Freedom Crawls

I’m in Washington, DC, a city I have not visited since the fall of 2000. Things here are very different from the place I once knew. I remember riding my bicycle on the grounds of the U.S. Capitol; today barriers and fences and police preventing access are everywhere.

The fourth anniversary of the September 11, 2001 attacks was commemorated in the city today. The official event was the “Freedom Walk” sponsored by the Department of Defense to memorialize the date and “support our troops in Iraq.” The walk was a telling testament to the way the Pentagon sees freedom.

The walk was open to all, provided you registered online by last Thursday. Anyone attempting to join the march spontaneously faced arrest. The march’s route, which was kept secret until this morning, was closed inside two four-foot snow fences, to keep the march “sterile.” Police patrolled the fences to keep unregistered marchers away. If an unregistered marcher got into the march, he or she would have been easy to spot, because she or he would not have been wearing the red, white and blue t-shirt that was issued to each marcher.

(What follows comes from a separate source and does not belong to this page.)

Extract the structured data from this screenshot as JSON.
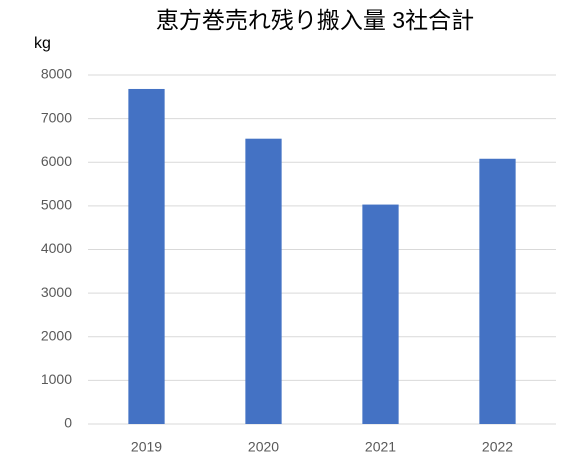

The entire U.S. Park Police force was on hand to keep the march orderly, which they did on foot, on horseback, on motorcycles and with a helicopter hovering above the route. Assistant Secretary of Defense Allison Barber, who organized the march, said the high security, registration for marchers and snow fences were required by the Park Police. Park Police Chief Dwight Pettiford said the Pentagon requested the security measures. “That’s what their permit called for, so we have those fences to keep the public out,” he said. Since Washington has been the venue for hundreds of marches without registration and snow fences, I tend to believe Chief Pettiford on this one.

Among the members of the public who were restricted from the march were members of the media, who were allowed to film the march from three locations, but were not allowed to accompany the marchers en route.

One reason cited for the lockdown was the presence at the march of Defense Secretary Donald Rumsfeld. Reports on the march say he was “treated like a rock star” by marchers. Many of the marchers were active-duty members of the military. No word on whether they were handpicked and ordered to attend the event.

Mr. Rumsfeld and company deliberately tied September 11th commemoration and “support for the troops in Iraq” together, but the Iraq war has nothing to do with September 11th, beyond the fact that George Bush and Mr. Rumsfeld used our national grief as an excuse to launch a pre-emptive war.

Another march was held in the city today, a “Unity March.” Hundreds of people, representing different faiths, marched along the city’s embassy row as a statement of solidarity among all people of the world, to remind us that the only cure for terrorism is mutual support and understanding among the people of the world. No on needed to register, no one was turned away, there were no fences, Donald Rumsfeld did not attend.

On the 24th of this month, people from across the country will gather in Washington to call for peace and an end to the death and destruction with which this nation has punished on Iraq for the past two and a half years. Again, no registration, no fences. Come join us.